Instead of stonewalling when you feel emotionally flooded, walk away from the stressful situation and take a break. However, make sure to be respectful towards your partner by communicating that you are feeling overwhelmed. Assure them that once both of you’re ready, you will get back to the discussion. If you keep stonewalling your partner and repress your emotions, sooner or later it will explode making your relationship worse. So take a break and engage in activities that make you feel better, something that helps you soothe yourself, such as taking a walk outside, reading, listening to music, eating your favorite food or exercising. However, “when you take a break, it should last at least twenty minutes because it will take that long before your body physiologically calms down,” suggests The Gottman Institute. In fact, research shows that taking breaks “during mentally demanding tasks” can lead to more positivity and productivity simply by engaging in relaxing activities for at least 20 minutes.
Believe In Love
Relationships can be complicated.

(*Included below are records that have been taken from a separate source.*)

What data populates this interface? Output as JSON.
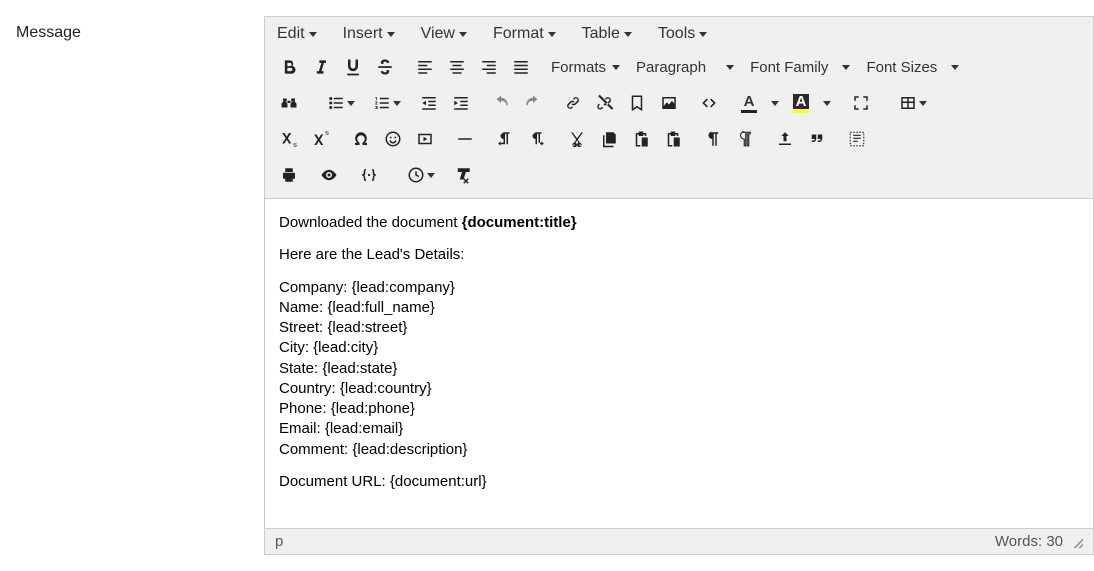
{
  "field_label": "Message",
  "menubar": {
    "edit": "Edit",
    "insert": "Insert",
    "view": "View",
    "format": "Format",
    "table": "Table",
    "tools": "Tools"
  },
  "toolbar": {
    "formats_label": "Formats",
    "paragraph_label": "Paragraph",
    "fontfamily_label": "Font Family",
    "fontsizes_label": "Font Sizes",
    "textcolor_letter": "A",
    "bgcolor_letter": "A"
  },
  "content": {
    "line1_prefix": "Downloaded the document ",
    "line1_bold": "{document:title}",
    "details_heading": "Here are the Lead's Details:",
    "fields": [
      "Company: {lead:company}",
      "Name: {lead:full_name}",
      "Street: {lead:street}",
      "City: {lead:city}",
      "State: {lead:state}",
      "Country: {lead:country}",
      "Phone: {lead:phone}",
      "Email: {lead:email}",
      "Comment: {lead:description}"
    ],
    "doc_url": "Document URL: {document:url}"
  },
  "statusbar": {
    "path": "p",
    "words_label": "Words: ",
    "word_count": "30"
  }
}
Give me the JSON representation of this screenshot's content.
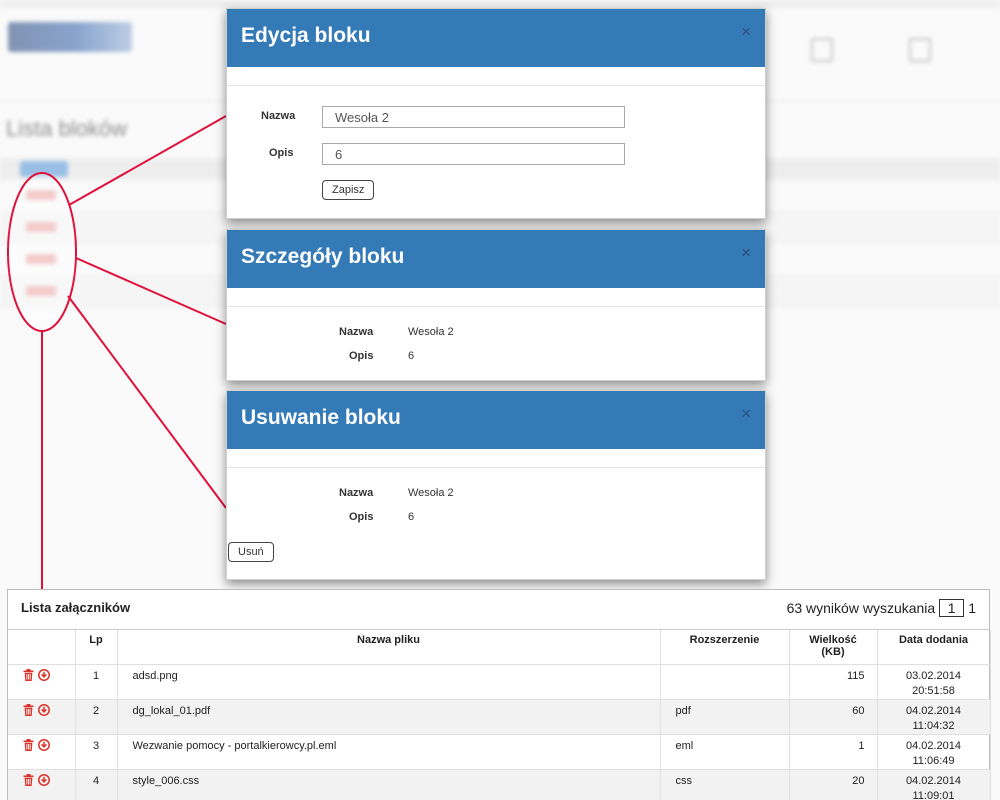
{
  "dialogs": {
    "edit": {
      "title": "Edycja bloku",
      "name_label": "Nazwa",
      "name_value": "Wesoła 2",
      "desc_label": "Opis",
      "desc_value": "6",
      "save_label": "Zapisz",
      "close_glyph": "×"
    },
    "details": {
      "title": "Szczegóły bloku",
      "name_label": "Nazwa",
      "name_value": "Wesoła 2",
      "desc_label": "Opis",
      "desc_value": "6",
      "close_glyph": "×"
    },
    "delete": {
      "title": "Usuwanie bloku",
      "name_label": "Nazwa",
      "name_value": "Wesoła 2",
      "desc_label": "Opis",
      "desc_value": "6",
      "delete_label": "Usuń",
      "close_glyph": "×"
    }
  },
  "background": {
    "page_title": "Lista bloków"
  },
  "attachments": {
    "title": "Lista załączników",
    "results_text": "63 wyników wyszukania",
    "current_page": "1",
    "total_pages": "1",
    "columns": {
      "lp": "Lp",
      "name": "Nazwa pliku",
      "ext": "Rozszerzenie",
      "size_line1": "Wielkość",
      "size_line2": "(KB)",
      "date": "Data dodania"
    },
    "rows": [
      {
        "lp": "1",
        "name": "adsd.png",
        "ext": "",
        "size": "115",
        "date": "03.02.2014",
        "time": "20:51:58"
      },
      {
        "lp": "2",
        "name": "dg_lokal_01.pdf",
        "ext": "pdf",
        "size": "60",
        "date": "04.02.2014",
        "time": "11:04:32"
      },
      {
        "lp": "3",
        "name": "Wezwanie pomocy - portalkierowcy.pl.eml",
        "ext": "eml",
        "size": "1",
        "date": "04.02.2014",
        "time": "11:06:49"
      },
      {
        "lp": "4",
        "name": "style_006.css",
        "ext": "css",
        "size": "20",
        "date": "04.02.2014",
        "time": "11:09:01"
      }
    ]
  },
  "colors": {
    "dialog_header": "#337ab7",
    "callout": "#e0103a",
    "action_icons": "#d9342b"
  },
  "icons": {
    "row_delete": "trash-icon",
    "row_download": "download-icon",
    "dialog_close": "close-icon"
  }
}
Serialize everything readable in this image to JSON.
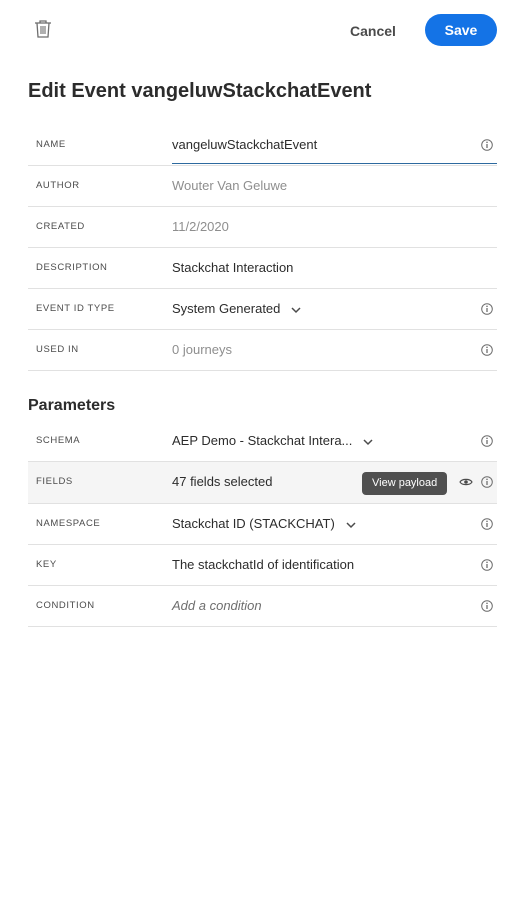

But love never is. Although Gottman’s Four Horsemen can lead to resentment, insecurity, insensitivity and negativity in your relationship, have faith in yourself, your partner and the love you share with each other. Learning to identify and counteract criticism, defensiveness, contempt and stonewalling can help you steer away from the toxic, destructive patterns of communication and use more productive communication patterns to build a healthier relationship. So make sure to be cautious about these horsemen of relationship apocalypse and focus on the solutions instead to enjoy the love you have for your partner.